We now look forward to a class of drugs addressing other exons on the dystrophin gene that will treat a large proportion of boys and young men with Duchenne
Newport Beach, California (PRWEB) September 20, 2016
Coalition Duchenne, a Newport Beach, California based charity committed to raising awareness for Duchenne muscular dystrophy, and funding for Duchenne research, wishes to convey its gratitude for the efforts of everyone involved in the U.S. Food and Drug Administration approval of Sarepta Therapeutics’ novel Duchenne drug Eteplirsen (which has been renamed Exondys 51). Researchers, clinicians, parents, educators, Duchenne organizations, and boys and young men with Duchenne are all celebrating the first approval of a drug that addresses the underlying cause of Duchenne.

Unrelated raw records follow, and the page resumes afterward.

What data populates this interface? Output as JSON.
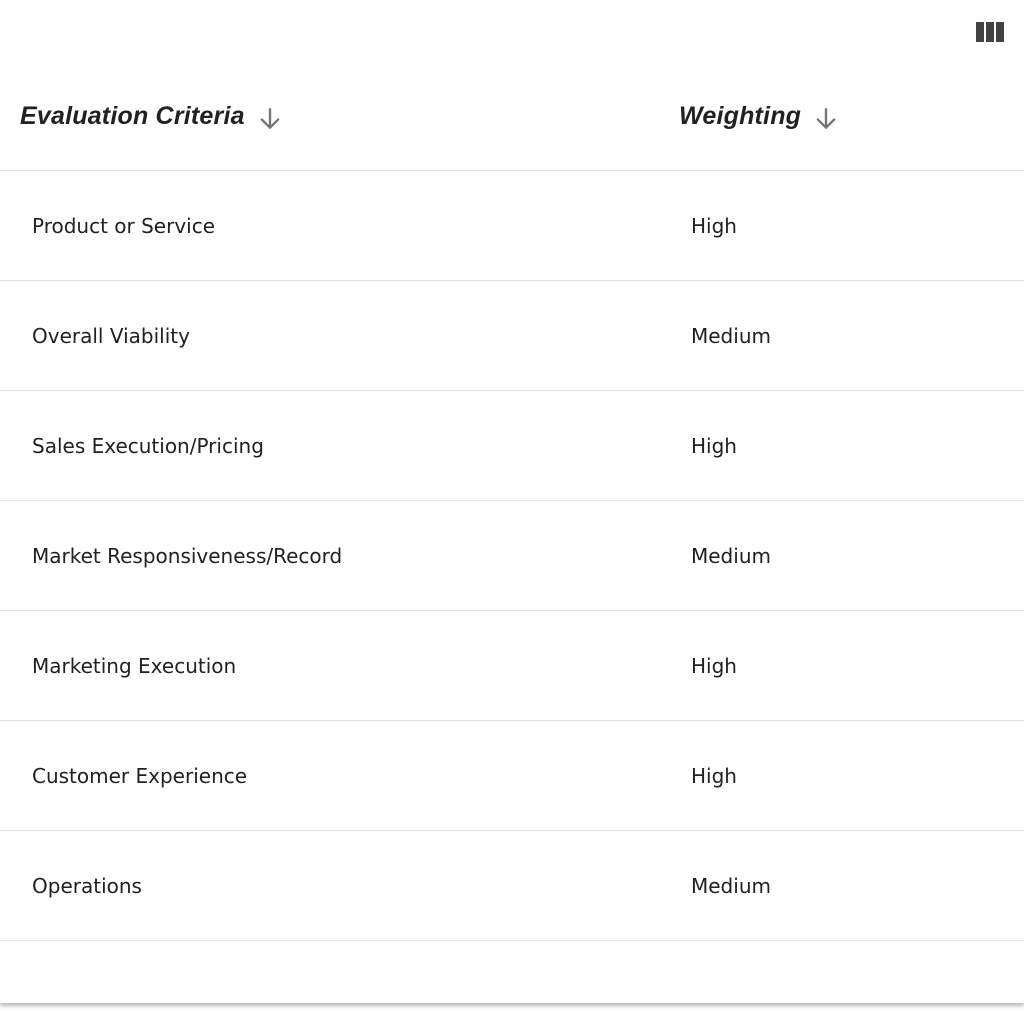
{
  "toolbar": {
    "columns_icon": "view-column-icon"
  },
  "table": {
    "headers": [
      {
        "label": "Evaluation Criteria",
        "sort_icon": "arrow-down-icon"
      },
      {
        "label": "Weighting",
        "sort_icon": "arrow-down-icon"
      }
    ],
    "rows": [
      {
        "criteria": "Product or Service",
        "weighting": "High"
      },
      {
        "criteria": "Overall Viability",
        "weighting": "Medium"
      },
      {
        "criteria": "Sales Execution/Pricing",
        "weighting": "High"
      },
      {
        "criteria": "Market Responsiveness/Record",
        "weighting": "Medium"
      },
      {
        "criteria": "Marketing Execution",
        "weighting": "High"
      },
      {
        "criteria": "Customer Experience",
        "weighting": "High"
      },
      {
        "criteria": "Operations",
        "weighting": "Medium"
      }
    ]
  },
  "colors": {
    "text": "#212121",
    "divider": "#e0e0e0",
    "icon": "#757575"
  }
}
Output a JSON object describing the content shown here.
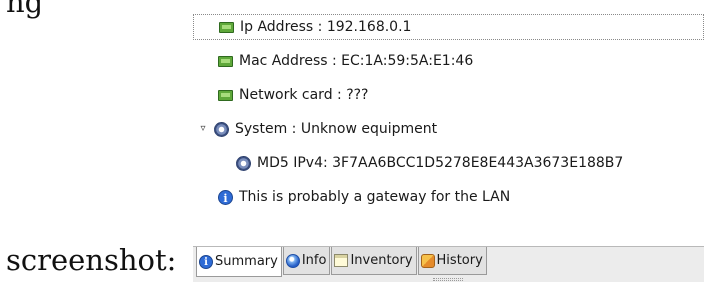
{
  "captions": {
    "top": "ng",
    "bottom": "screenshot:"
  },
  "tree": {
    "items": [
      {
        "icon": "network-card-icon",
        "label": "Ip Address : 192.168.0.1",
        "selected": true
      },
      {
        "icon": "network-card-icon",
        "label": "Mac Address : EC:1A:59:5A:E1:46"
      },
      {
        "icon": "network-card-icon",
        "label": "Network card : ???"
      },
      {
        "icon": "gear-icon",
        "label": "System : Unknow equipment",
        "expander": "▿"
      },
      {
        "icon": "gear-icon",
        "label": "MD5 IPv4: 3F7AA6BCC1D5278E8E443A3673E188B7"
      },
      {
        "icon": "info-icon",
        "label": "This is probably a gateway for the LAN"
      }
    ]
  },
  "tabs": [
    {
      "label": "Summary",
      "icon": "info-icon",
      "active": true
    },
    {
      "label": "Info",
      "icon": "globe-icon"
    },
    {
      "label": "Inventory",
      "icon": "document-icon"
    },
    {
      "label": "History",
      "icon": "history-icon"
    }
  ]
}
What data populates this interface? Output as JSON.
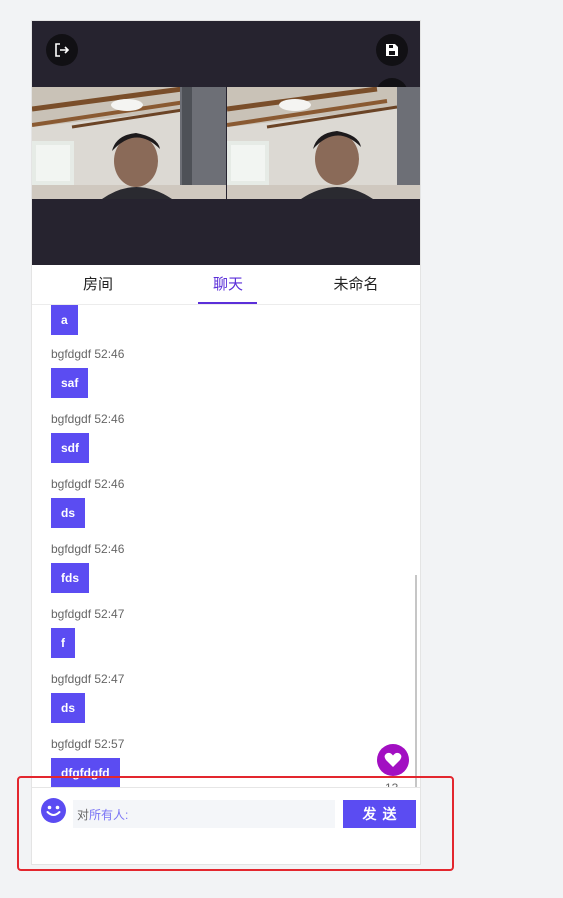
{
  "colors": {
    "accent": "#5b4cf2",
    "tab_active": "#5b2fd9",
    "video_bg": "#26232f",
    "like": "#a20fc2",
    "highlight": "#e3262e"
  },
  "toolbar": {
    "exit_icon": "exit-icon",
    "save_icon": "save-icon",
    "camera_off_icon": "camera-off-icon",
    "whiteboard_icon": "whiteboard-icon"
  },
  "tabs": [
    {
      "label": "房间",
      "active": false
    },
    {
      "label": "聊天",
      "active": true
    },
    {
      "label": "未命名",
      "active": false
    }
  ],
  "chat": {
    "messages": [
      {
        "meta": "",
        "text": "a"
      },
      {
        "meta": "bgfdgdf 52:46",
        "text": "saf"
      },
      {
        "meta": "bgfdgdf 52:46",
        "text": "sdf"
      },
      {
        "meta": "bgfdgdf 52:46",
        "text": "ds"
      },
      {
        "meta": "bgfdgdf 52:46",
        "text": "fds"
      },
      {
        "meta": "bgfdgdf 52:47",
        "text": "f"
      },
      {
        "meta": "bgfdgdf 52:47",
        "text": "ds"
      },
      {
        "meta": "bgfdgdf 52:57",
        "text": "dfgfdgfd"
      }
    ]
  },
  "like": {
    "icon": "heart-icon",
    "count": "13"
  },
  "input": {
    "emoji_icon": "smiley-icon",
    "prefix": "对",
    "target": "所有人:",
    "value": ""
  },
  "send": {
    "label": "发送"
  }
}
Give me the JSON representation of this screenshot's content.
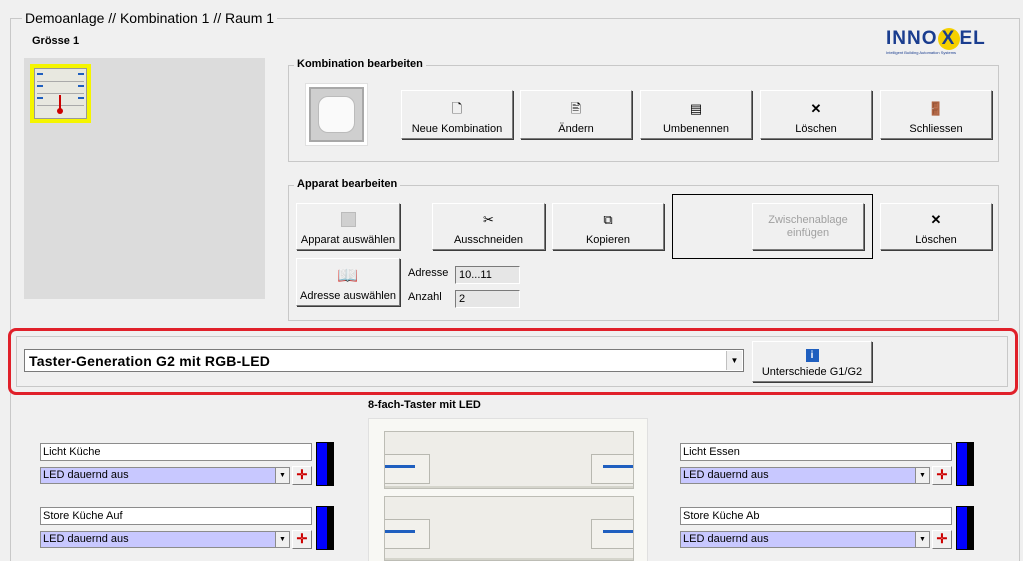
{
  "window": {
    "title": "Demoanlage // Kombination 1 // Raum 1",
    "size_label": "Grösse 1"
  },
  "logo": {
    "text_left": "INNO",
    "text_x": "X",
    "text_right": "EL",
    "tagline": "Intelligent Building Automation Systems"
  },
  "kombination": {
    "title": "Kombination bearbeiten",
    "buttons": {
      "new": "Neue Kombination",
      "edit": "Ändern",
      "rename": "Umbenennen",
      "delete": "Löschen",
      "close": "Schliessen"
    }
  },
  "apparat": {
    "title": "Apparat bearbeiten",
    "buttons": {
      "select": "Apparat auswählen",
      "cut": "Ausschneiden",
      "copy": "Kopieren",
      "paste": "Zwischenablage einfügen",
      "delete": "Löschen",
      "address_select": "Adresse auswählen"
    },
    "address_label": "Adresse",
    "address_value": "10...11",
    "count_label": "Anzahl",
    "count_value": "2"
  },
  "generation": {
    "selected": "Taster-Generation G2 mit RGB-LED",
    "diff_button": "Unterschiede G1/G2"
  },
  "taster": {
    "title": "8-fach-Taster mit LED",
    "left": [
      {
        "name": "Licht Küche",
        "led": "LED dauernd aus"
      },
      {
        "name": "Store Küche Auf",
        "led": "LED dauernd aus"
      }
    ],
    "right": [
      {
        "name": "Licht Essen",
        "led": "LED dauernd aus"
      },
      {
        "name": "Store Küche Ab",
        "led": "LED dauernd aus"
      }
    ]
  },
  "colors": {
    "highlight_border": "#e0202a",
    "led_blue": "#0000ff",
    "led_combo_bg": "#c8c8ff",
    "logo_blue": "#1a3d8f",
    "logo_yellow": "#f5d000"
  }
}
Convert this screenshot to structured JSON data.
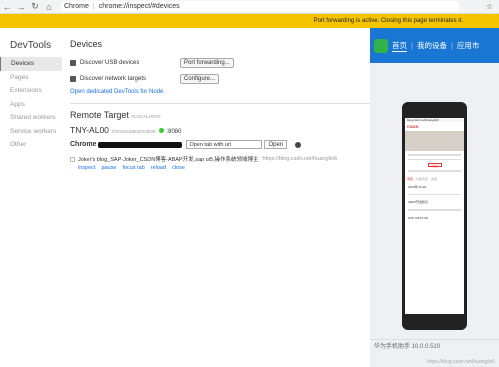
{
  "browser": {
    "tab_title": "Chrome",
    "url": "chrome://inspect/#devices",
    "back": "←",
    "forward": "→",
    "reload": "↻",
    "home": "⌂",
    "star": "☆"
  },
  "banner": {
    "text": "Port forwarding is active. Closing this page terminates it."
  },
  "sidebar": {
    "title": "DevTools",
    "items": [
      {
        "label": "Devices"
      },
      {
        "label": "Pages"
      },
      {
        "label": "Extensions"
      },
      {
        "label": "Apps"
      },
      {
        "label": "Shared workers"
      },
      {
        "label": "Service workers"
      },
      {
        "label": "Other"
      }
    ]
  },
  "devices": {
    "heading": "Devices",
    "usb_label": "Discover USB devices",
    "port_forwarding_btn": "Port forwarding...",
    "network_label": "Discover network targets",
    "configure_btn": "Configure...",
    "node_link": "Open dedicated DevTools for Node"
  },
  "remote": {
    "heading": "Remote Target",
    "sub": "#LOCALHOST",
    "device_name": "TNY-AL00",
    "serial": "#2XS0218803003509",
    "port": ":8080",
    "browser_label": "Chrome",
    "open_placeholder": "Open tab with url",
    "open_btn": "Open",
    "tab_title": "Joker's blog_SAP-Joker_CSDN博客-ABAP开发,sap ui5,操作系统领域博主",
    "tab_url": "https://blog.csdn.net/huanglin6",
    "actions": [
      "inspect",
      "pause",
      "focus tab",
      "reload",
      "close"
    ]
  },
  "phone_panel": {
    "nav": [
      "首页",
      "|",
      "我的设备",
      "|",
      "应用市"
    ],
    "footer": "华为手机助手 10.0.0.510",
    "watermark": "https://blog.csdn.net/huanglin6"
  },
  "phone_screen": {
    "bar_url": "blog.csdn.net/huanglin6",
    "brand": "CSDN",
    "follow": "关注",
    "tabs": [
      "博客",
      "分类专栏",
      "资源"
    ],
    "posts": [
      "2020年 PLAN",
      "ABAP开发知识",
      "SAP UI5 PLAN"
    ]
  }
}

“Patients with a particular type of Duchenne muscular dystrophy will now have access to an approved treatment for this rare and devastating disease,” said Janet Woodcock, M.D., director of the FDA’s Center for Drug Evaluation and Research.
“I am excited for Sarepta’s success. It is clear that commercialization of drugs by companies like Sarepta is the fastest way to help our sons,” said Catherine Jayasuriya, founder and executive director of Coalition Duchenne.
Catherine funded the Dusty Brandom Fellowship at the University of Western Australia, commencing in 2005, in support of Dr. Steve Wilton’s research, elements of which are now licensed by Sarepta. The Dusty Brandom Fellowship was named after Catherine’s son Dusty who is now 23 years old and has Duchenne.
“To wait for this FDA approval was excruciating, but many of us in the community have been working hard for this outcome for over a decade. When we funded the Dusty Brandom Fellowship, oligonucleotides and exon skipping were a dream that we felt needed to be realized,” said Catherine. “Congratulations Sarepta on realizing that dream. We now look forward to a class of drugs addressing other exons on the dystrophin gene that will treat a large proportion of boys and young men with Duchenne - men like my son Dusty.”
Exondys 51 skips a damaged part of the gene that codes for dystrophin, the protein missing in boys and young men with Duchenne. That damaged part of the gene, exon 51, was chosen because it is one of the more common genetic mutations.
“Dusty has a relatively rare mutation on exon 16. Exondys 51 will not help him. However, follow on drugs using the same technology will. Some of the other exons have relatively small populations of boys but we believe they may respond spectacularly to Sarepta's technology. We must move this technology forward for all the boys and young men with Duchenne,” said Catherine.
About Coalition Duchenne
Coalition Duchenne was founded in 2011 to raise global awareness for Duchenne muscular dystrophy, to fund research and to find a cure for Duchenne. Coalition Duchenne is a 501c3 non-profit corporation. Its vision is to change the outcome for boys and young men with Duchenne, to rapidly move forward to a new reality of longer, fulfilled lives, by funding the best opportunities for research and creating awareness.
Coalition Duchenne has several research initiatives that are making advances in potential cardiac and pulmonary treatments for sufferers of Duchenne muscular dystrophy. These include the pioneering collaboration with a team at Cedars-Sinai Medical Center in Los Angeles, California, led by Eduardo Marbán MD, PhD working on cardiac-derived stem cells and exosomes in Duchenne. This technology has been licensed by Capricor Therapeutics and they have launched an FDA trial. Coalition Duchenne was also instrumental advancing Phrixus Pharmaceuticals’ novel therapy Carmeseal. Phrixus recently announced a preclinical study showing strong results that showed Carmeseal protecting both skeletal and cardiac muscle in Duchenne.
For more information about Coalition Duchenne, visit http://www.coalitionduchenne.org.
About Duchenne muscular dystrophy
Duchenne muscular dystrophy is a progressive muscle wasting disease. It is the most common fatal genetic disease that affects children. Duchenne occurs in 1 in 3,500 male births, across all races, cultures and countries. Duchenne is caused by a defect in the gene that codes for the protein dystrophin. This is a vital protein that helps connect the muscle fiber to the cell membranes. Without dystrophin the muscle cells become unstable, are weakened and lose their functionality. Life expectancy ranges from the mid teenage years to age 30.